FILE - Frederick Wiseman arrives at the 2016 Governors Awards, Nov. 12, 2016, in Los Angeles. (Photo by Jordan Strauss/Invision/AP, File)

NEW YORK (AP) — Frederick Wiseman, the celebrated director of “Titicut Follies” and dozens of other documentaries whose in-depth, unadorned movies comprised a unique and revelatory history of American institutions, died Monday at age 96.

The death was announced in a joint statement from his family and from his production company, Zipporah Films. Additional details were not immediately available.

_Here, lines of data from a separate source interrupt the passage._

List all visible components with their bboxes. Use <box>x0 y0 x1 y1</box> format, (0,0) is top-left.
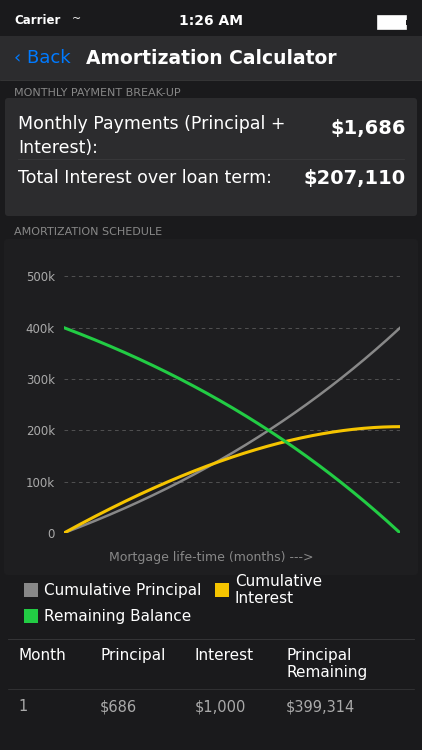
Text: Principal
Remaining: Principal Remaining <box>286 648 367 680</box>
Bar <box>0 36 422 80</box>
Text: Monthly Payments (Principal +
Interest):: Monthly Payments (Principal + Interest): <box>18 115 286 157</box>
FancyBboxPatch shape <box>5 98 417 216</box>
Text: Amortization Calculator: Amortization Calculator <box>86 49 336 68</box>
Text: 1:26 AM: 1:26 AM <box>179 14 243 28</box>
Bar <box>406 20 409 25</box>
Text: ~: ~ <box>72 14 81 24</box>
Text: Cumulative
Interest: Cumulative Interest <box>235 574 322 606</box>
Text: $1,686: $1,686 <box>330 119 406 138</box>
Bar <box>215 583 229 597</box>
FancyBboxPatch shape <box>4 239 418 575</box>
Text: $399,314: $399,314 <box>286 699 355 714</box>
Text: ‹ Back: ‹ Back <box>14 49 70 67</box>
Text: $686: $686 <box>100 699 137 714</box>
Text: Interest: Interest <box>195 648 254 663</box>
Text: $207,110: $207,110 <box>304 169 406 188</box>
Text: AMORTIZATION SCHEDULE: AMORTIZATION SCHEDULE <box>14 227 162 237</box>
Text: 1: 1 <box>18 699 27 714</box>
Text: Mortgage life-time (months) --->: Mortgage life-time (months) ---> <box>109 550 313 563</box>
Text: Remaining Balance: Remaining Balance <box>44 608 191 623</box>
Bar <box>24 583 38 597</box>
Text: MONTHLY PAYMENT BREAK-UP: MONTHLY PAYMENT BREAK-UP <box>14 88 181 98</box>
Text: $1,000: $1,000 <box>195 699 246 714</box>
Bar <box>24 609 38 623</box>
Text: Carrier: Carrier <box>14 14 60 27</box>
Text: Total Interest over loan term:: Total Interest over loan term: <box>18 169 272 187</box>
Bar <box>378 16 406 29</box>
Text: Principal: Principal <box>100 648 165 663</box>
Text: Cumulative Principal: Cumulative Principal <box>44 583 201 598</box>
Text: Month: Month <box>18 648 66 663</box>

“He will be deeply missed by his family, friends, colleagues, and the countless filmmakers and audiences around the world whose lives and perspectives were shaped by his unique vision,” the statement said.

Among the world’s most admired and influential filmmakers, Wiseman won an honorary Academy Award in 2016 and completed more than 35 documentaries, some several hours long. With subjects ranging from a suburban high school to a horse race track, his work was aired on public television, screened at retrospectives, spotlighted in festivals, praised by critics and fellow directors and preserved by the Library of Congress.

Wiseman was in his mid-30s before he made his first full-length movie, but was soon ranked with — and sometimes above — such notable peers as D.A. Pennebaker and Robert Drew for helping to establish the modern documentary as a vital and surprising art form.

Starting with “High School” and the scandalous “Titicut Follies,” he patented a seamless, affecting style, using a crew so tiny that Wiseman served as his own sound engineer. The results led to acclaim, amusement, head-shaking, finger-pointing and — with “Titicut Follies” — prolonged legal action.

“I don’t set out to be confrontational, but I think sometimes the content of the movie runs against people’s expectations and fantasies about the subject matter,” Wiseman told Gawker in 2013.

Wiseman’s vision was to make “as many films as possible about different aspects of American life,” and he often gave his documentaries self-explanatory titles: “Hospital,” “Public Housing,” “Basic Training,” “Boxing Gym.” But he also dramatized how people functioned within those settings: an elderly welfare applicant begging for assistance, a military trainee complaining of harassment, a doctor trying to coax coherent answers out of a dazed heroin addict, sales clerks at Neiman Marcus rehearsing their smiles.

“The institution is also just an excuse to observe human behavior in somewhat defined conditions,” Wiseman told The Associated Press in 2020. “The films are as much about that as they are about institutions.”

Wiseman made movies without narration, prerecorded soundtracks and title cards. But he disputed, forcefully, that he was part of the “cinema verite” movement of the 1960s and ’70s, calling it a “pompous French term that has absolutely no meaning.”

He also differed with how others interpreted his viewpoint. While Oscar-winner Errol Morris dubbed him “the undisputed king of misanthropic cinema,” Wiseman insisted that he was not a muckraker out to correct injustice. He saw himself as a subjective, but fair-minded and engaged observer who discovered through the work itself how he felt about a given project, combing through hundreds of hours of footage and unearthing a story — sometimes despairing, sometimes hopeful.

“I think it’s as important to document kindness, civility and generosity of spirit as it is to show cruelty, banality and indifference,” Wiseman said when he accepted his honorary Oscar.